If reconciliation was the goal in Louisiana, we may need to consider that Longstreet was a pro-Confederate mole willing to sacrifice his reputation for the good of the cause. :unsure:
Thanks for your response.
If reconciliation was not the goal of everyone in Louisiana- no, in the entire South- it should have been. Psychologists warn about the damage of carrying a grudge; nowhere is this more evident than in the damage done to southerners and the entire region for over a hundred years, some of which still persists.
“To be wronged is nothing unless you continue to remember it.” --- Confucius
 
Thanks for your response.
If reconciliation was not the goal of everyone in Louisiana- no, in the entire South- it should have been. Psychologists warn about the damage of carrying a grudge; nowhere is this more evident than in the damage done to southerners and the entire region for over a hundred years, some of which still persists.
“To be wronged is nothing unless you continue to remember it.” --- Confucius

Reconcile with whom, the radicals had a difficult enough time reconciling with rival factions of their own party much less reconciling with mostly white Southern Democrats. Reconciliation wasn't their goal and as historian Otis A. Singletary so succinctly put it: “furtherance of his own political career or in opposition to another's” was.
 
Reconcile with whom, the radicals had a difficult enough time reconciling with rival factions of their own party much less reconciling with mostly white Southern Democrats. Reconciliation wasn't their goal and as historian Otis A. Singletary so succinctly put it: “furtherance of his own political career or in opposition to another's” was.
Thanks for your response.
Not all Americans outside of the former CSA were Radical Republicans. Reconciliation came eventually, and pretty much on southern terms. Too bad it didn't happen earlier....
One thing that I believe is being overlooked thus far in this discussion: Longstreet was a realist. He saw that the law had changed and that the best way forward was to obey the law and make the best of it. But he was just as much a racist as anyone else in that period. The reconstructed south he envisioned was not some Utopia. Although equitable, it would still be dominated by whites.
 
Thanks for your response.
Not all Americans outside of the former CSA were Radical Republicans. Reconciliation came eventually, and pretty much on southern terms. Too bad it didn't happen earlier....

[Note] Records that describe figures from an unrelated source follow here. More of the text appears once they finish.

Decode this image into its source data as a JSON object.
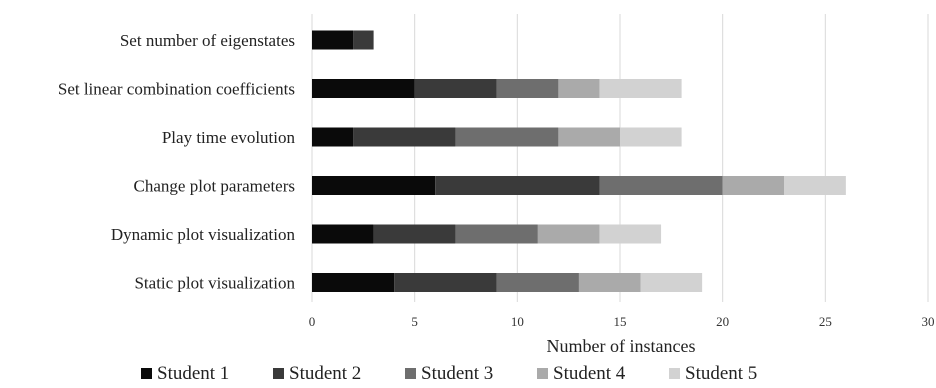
{
  "chart_data": {
    "type": "bar",
    "orientation": "horizontal",
    "stacked": true,
    "categories": [
      "Set number of eigenstates",
      "Set linear combination coefficients",
      "Play time evolution",
      "Change plot parameters",
      "Dynamic plot visualization",
      "Static plot visualization"
    ],
    "series": [
      {
        "name": "Student 1",
        "color": "#0a0a0a",
        "values": [
          2,
          5,
          2,
          6,
          3,
          4
        ]
      },
      {
        "name": "Student 2",
        "color": "#3a3a3a",
        "values": [
          1,
          4,
          5,
          8,
          4,
          5
        ]
      },
      {
        "name": "Student 3",
        "color": "#6e6e6e",
        "values": [
          0,
          3,
          5,
          6,
          4,
          4
        ]
      },
      {
        "name": "Student 4",
        "color": "#aaaaaa",
        "values": [
          0,
          2,
          3,
          3,
          3,
          3
        ]
      },
      {
        "name": "Student 5",
        "color": "#d2d2d2",
        "values": [
          0,
          4,
          3,
          3,
          3,
          3
        ]
      }
    ],
    "xlabel": "Number of instances",
    "ylabel": "",
    "xlim": [
      0,
      30
    ],
    "xticks": [
      "0",
      "5",
      "10",
      "15",
      "20",
      "25",
      "30"
    ],
    "grid": "vertical",
    "legend_position": "bottom"
  }
}
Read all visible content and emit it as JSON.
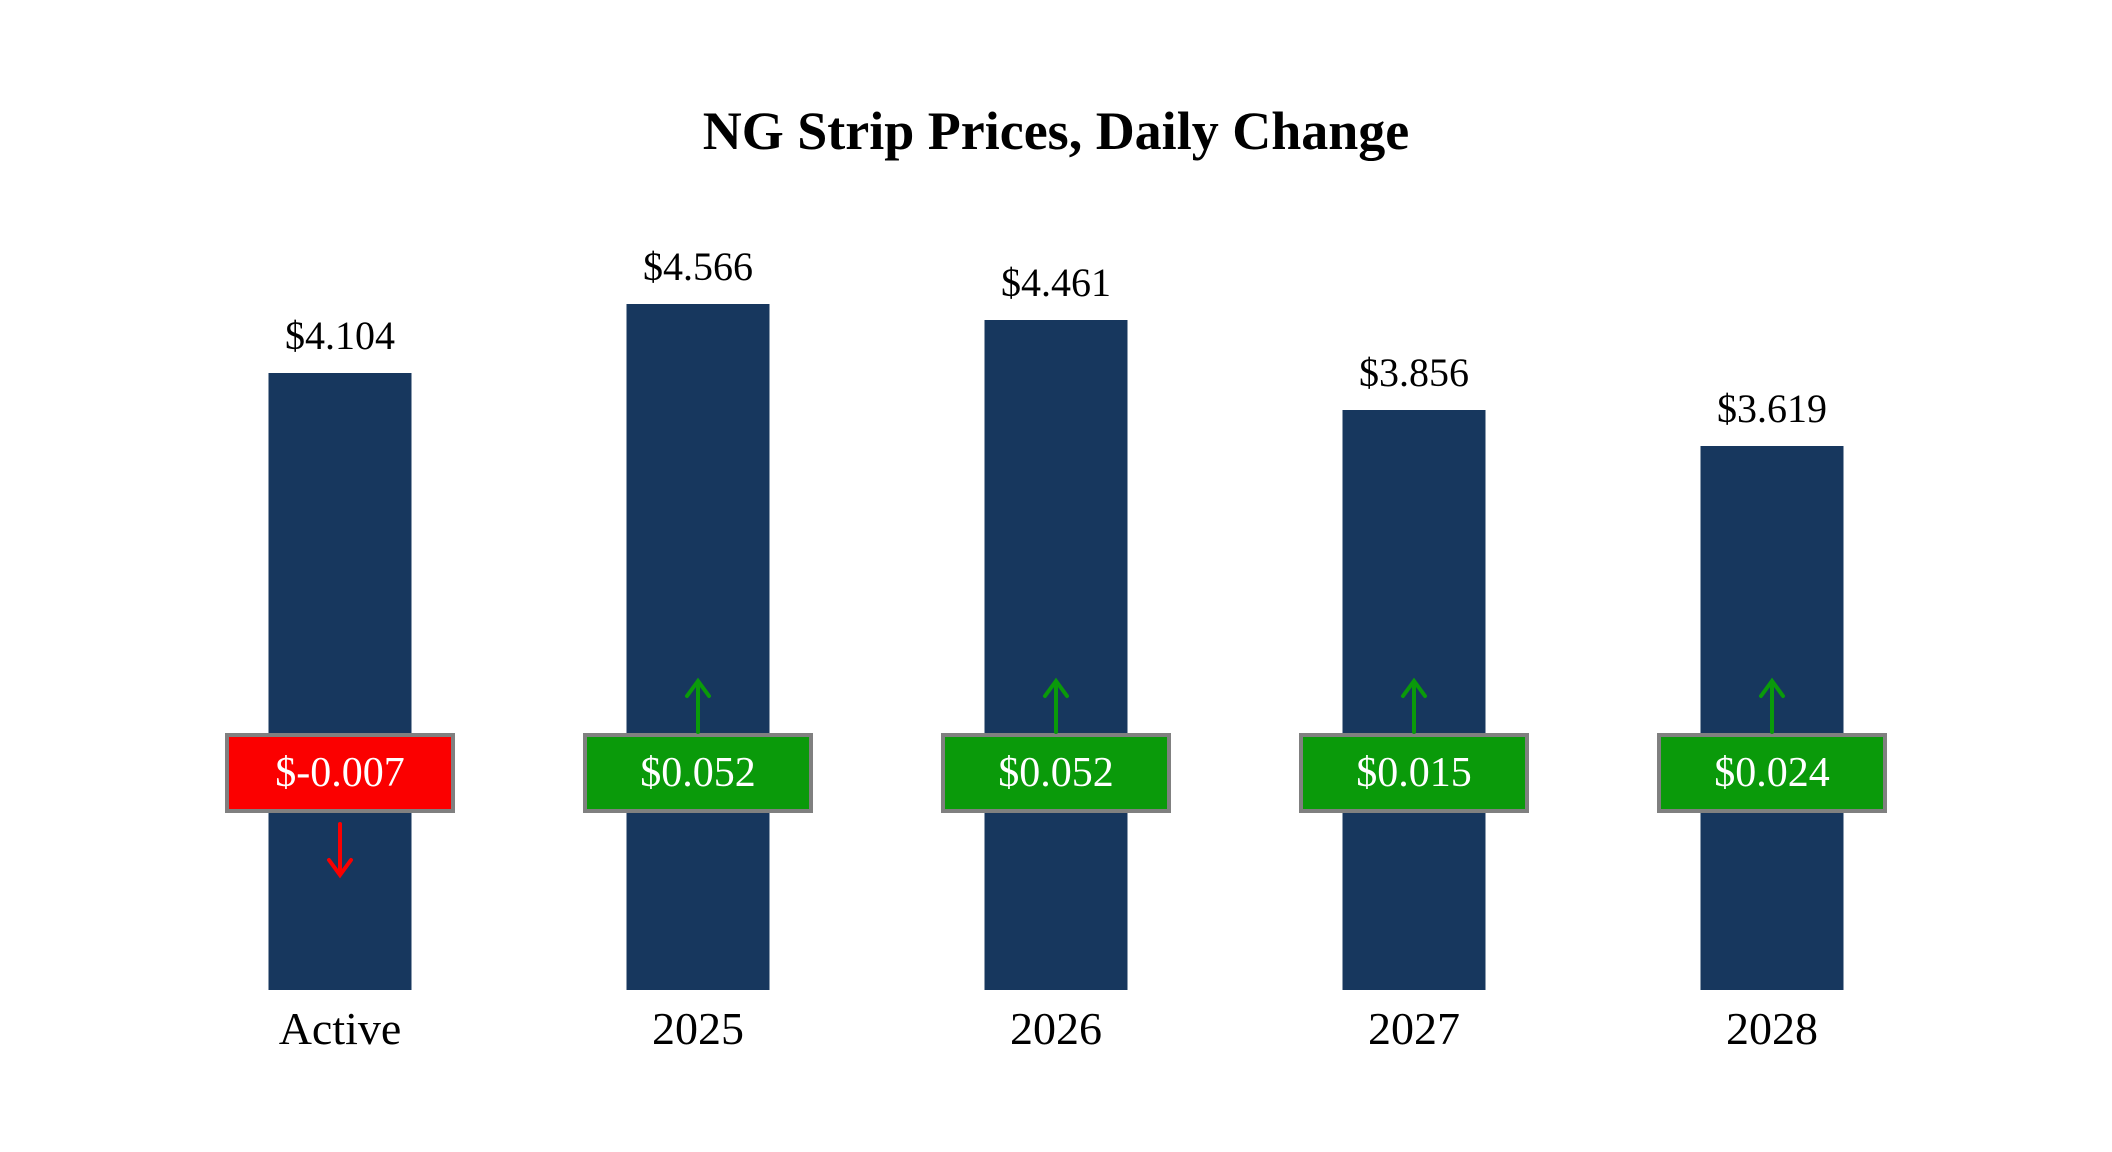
{
  "title": "NG Strip Prices, Daily Change",
  "chart_data": {
    "type": "bar",
    "title": "NG Strip Prices, Daily Change",
    "categories": [
      "Active",
      "2025",
      "2026",
      "2027",
      "2028"
    ],
    "values": [
      4.104,
      4.566,
      4.461,
      3.856,
      3.619
    ],
    "value_labels": [
      "$4.104",
      "$4.566",
      "$4.461",
      "$3.856",
      "$3.619"
    ],
    "changes": [
      -0.007,
      0.052,
      0.052,
      0.015,
      0.024
    ],
    "change_labels": [
      "$-0.007",
      "$0.052",
      "$0.052",
      "$0.015",
      "$0.024"
    ],
    "xlabel": "",
    "ylabel": "",
    "ylim": [
      0,
      5.5
    ],
    "grid": false,
    "legend": "none",
    "colors": {
      "bar": "#17375E",
      "positive_badge": "#0A9A0A",
      "negative_badge": "#FB0000",
      "badge_border": "#808080",
      "badge_text": "#FFFFFF",
      "background": "#FFFFFF",
      "text": "#000000"
    }
  }
}
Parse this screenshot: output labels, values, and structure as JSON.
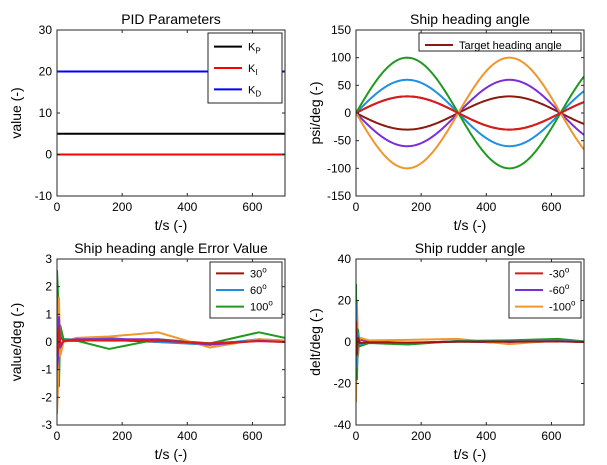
{
  "chart_data": [
    {
      "type": "line",
      "title": "PID Parameters",
      "xlabel": "t/s (-)",
      "ylabel": "value (-)",
      "xlim": [
        0,
        700
      ],
      "ylim": [
        -10,
        30
      ],
      "xticks": [
        0,
        200,
        400,
        600
      ],
      "yticks": [
        -10,
        0,
        10,
        20,
        30
      ],
      "legend_position": "top-right",
      "series": [
        {
          "name": "K",
          "sub": "P",
          "color": "#000000",
          "x": [
            0,
            700
          ],
          "y": [
            5,
            5
          ]
        },
        {
          "name": "K",
          "sub": "I",
          "color": "#ff0000",
          "x": [
            0,
            700
          ],
          "y": [
            0,
            0
          ]
        },
        {
          "name": "K",
          "sub": "D",
          "color": "#0000ff",
          "x": [
            0,
            700
          ],
          "y": [
            20,
            20
          ]
        }
      ]
    },
    {
      "type": "line",
      "title": "Ship heading angle",
      "xlabel": "t/s (-)",
      "ylabel": "psi/deg (-)",
      "xlim": [
        0,
        700
      ],
      "ylim": [
        -150,
        150
      ],
      "xticks": [
        0,
        200,
        400,
        600
      ],
      "yticks": [
        -150,
        -100,
        -50,
        0,
        50,
        100,
        150
      ],
      "legend_position": "top-right",
      "legend": [
        "Target heading angle"
      ],
      "period": 628,
      "series": [
        {
          "name": "Target heading angle",
          "color": "#8b1a10",
          "amplitude": 30
        },
        {
          "color": "#8b1a10",
          "amplitude": -30
        },
        {
          "color": "#1f8fe0",
          "amplitude": 60
        },
        {
          "color": "#7a2fd6",
          "amplitude": -60
        },
        {
          "color": "#1f9a1f",
          "amplitude": 100
        },
        {
          "color": "#f0962a",
          "amplitude": -100
        },
        {
          "color": "#d81b1b",
          "amplitude": 30
        }
      ]
    },
    {
      "type": "line",
      "title": "Ship heading angle Error Value",
      "xlabel": "t/s (-)",
      "ylabel": "value/deg (-)",
      "xlim": [
        0,
        700
      ],
      "ylim": [
        -3,
        3
      ],
      "xticks": [
        0,
        200,
        400,
        600
      ],
      "yticks": [
        -3,
        -2,
        -1,
        0,
        1,
        2,
        3
      ],
      "legend_position": "top-right",
      "series": [
        {
          "name": "30",
          "sup": "o",
          "color": "#a0140a",
          "x": [
            0,
            3,
            6,
            10,
            20,
            60,
            160,
            310,
            470,
            620,
            700
          ],
          "y": [
            0.9,
            0.6,
            -0.7,
            0.2,
            0.05,
            0.04,
            0.08,
            0.0,
            -0.05,
            0.05,
            0.02
          ]
        },
        {
          "name": "60",
          "sup": "o",
          "color": "#1f8fe0",
          "x": [
            0,
            3,
            6,
            10,
            20,
            60,
            160,
            310,
            470,
            620,
            700
          ],
          "y": [
            1.5,
            1.0,
            -1.0,
            0.3,
            0.1,
            0.1,
            0.15,
            0.0,
            -0.1,
            0.1,
            0.05
          ]
        },
        {
          "name": "100",
          "sup": "o",
          "color": "#1f9a1f",
          "x": [
            0,
            3,
            6,
            10,
            20,
            60,
            160,
            310,
            470,
            620,
            700
          ],
          "y": [
            2.6,
            1.8,
            -1.6,
            0.6,
            0.1,
            0.05,
            -0.25,
            0.1,
            -0.05,
            0.35,
            0.15
          ]
        },
        {
          "color": "#f0962a",
          "x": [
            0,
            3,
            6,
            10,
            20,
            60,
            160,
            310,
            470,
            620,
            700
          ],
          "y": [
            -2.6,
            -1.6,
            1.6,
            -0.5,
            0.0,
            0.15,
            0.2,
            0.35,
            -0.2,
            0.1,
            0.05
          ]
        },
        {
          "color": "#7a2fd6",
          "x": [
            0,
            3,
            6,
            10,
            20,
            60,
            160,
            310,
            470,
            620,
            700
          ],
          "y": [
            -1.0,
            -0.6,
            0.9,
            -0.2,
            0.05,
            0.1,
            0.1,
            0.1,
            -0.1,
            0.05,
            0.0
          ]
        },
        {
          "color": "#d81b1b",
          "x": [
            0,
            3,
            6,
            10,
            20,
            60,
            160,
            310,
            470,
            620,
            700
          ],
          "y": [
            -0.5,
            -0.3,
            0.5,
            -0.1,
            0.03,
            0.06,
            0.05,
            0.05,
            -0.05,
            0.03,
            0.0
          ]
        }
      ]
    },
    {
      "type": "line",
      "title": "Ship rudder angle",
      "xlabel": "t/s (-)",
      "ylabel": "delt/deg (-)",
      "xlim": [
        0,
        700
      ],
      "ylim": [
        -40,
        40
      ],
      "xticks": [
        0,
        200,
        400,
        600
      ],
      "yticks": [
        -40,
        -20,
        0,
        20,
        40
      ],
      "legend_position": "top-right",
      "series": [
        {
          "name": "-30",
          "sup": "o",
          "color": "#d81b1b",
          "x": [
            0,
            3,
            6,
            12,
            40,
            160,
            310,
            470,
            620,
            700
          ],
          "y": [
            -12,
            8,
            -3,
            1,
            0.3,
            -0.5,
            0.3,
            -0.3,
            0.4,
            0.0
          ]
        },
        {
          "name": "-60",
          "sup": "o",
          "color": "#7a2fd6",
          "x": [
            0,
            3,
            6,
            12,
            40,
            160,
            310,
            470,
            620,
            700
          ],
          "y": [
            -20,
            14,
            -5,
            1.5,
            0.5,
            -0.7,
            0.4,
            -0.4,
            0.6,
            0.0
          ]
        },
        {
          "name": "-100",
          "sup": "o",
          "color": "#f0962a",
          "x": [
            0,
            3,
            6,
            12,
            40,
            160,
            310,
            470,
            620,
            700
          ],
          "y": [
            -29,
            20,
            -7,
            2,
            0.8,
            1.0,
            1.5,
            -1.0,
            0.8,
            0.0
          ]
        },
        {
          "color": "#1f9a1f",
          "x": [
            0,
            3,
            6,
            12,
            40,
            160,
            310,
            470,
            620,
            700
          ],
          "y": [
            28,
            -18,
            6,
            -2,
            -0.5,
            -1.2,
            0.5,
            0.8,
            1.5,
            0.3
          ]
        },
        {
          "color": "#1f8fe0",
          "x": [
            0,
            3,
            6,
            12,
            40,
            160,
            310,
            470,
            620,
            700
          ],
          "y": [
            18,
            -12,
            4,
            -1,
            -0.3,
            -0.6,
            0.2,
            0.3,
            0.6,
            0.1
          ]
        },
        {
          "color": "#a0140a",
          "x": [
            0,
            3,
            6,
            12,
            40,
            160,
            310,
            470,
            620,
            700
          ],
          "y": [
            10,
            -6,
            2,
            -0.5,
            -0.2,
            -0.3,
            0.1,
            0.2,
            0.3,
            0.0
          ]
        }
      ]
    }
  ]
}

One thing that I believe is being overlooked thus far in this discussion: Longstreet was a realist. He saw that the law had changed and that the best way forward was to obey the law and make the best of it. But he was just as much a racist as anyone else in that period. The reconstructed south he envisioned was not some Utopia. Although equitable, it would still be dominated by whites.
On that, we can agree.
 
Did Longstreet give a decent goodbye to his men at Appomattox. I am looking for it and can't find any thing.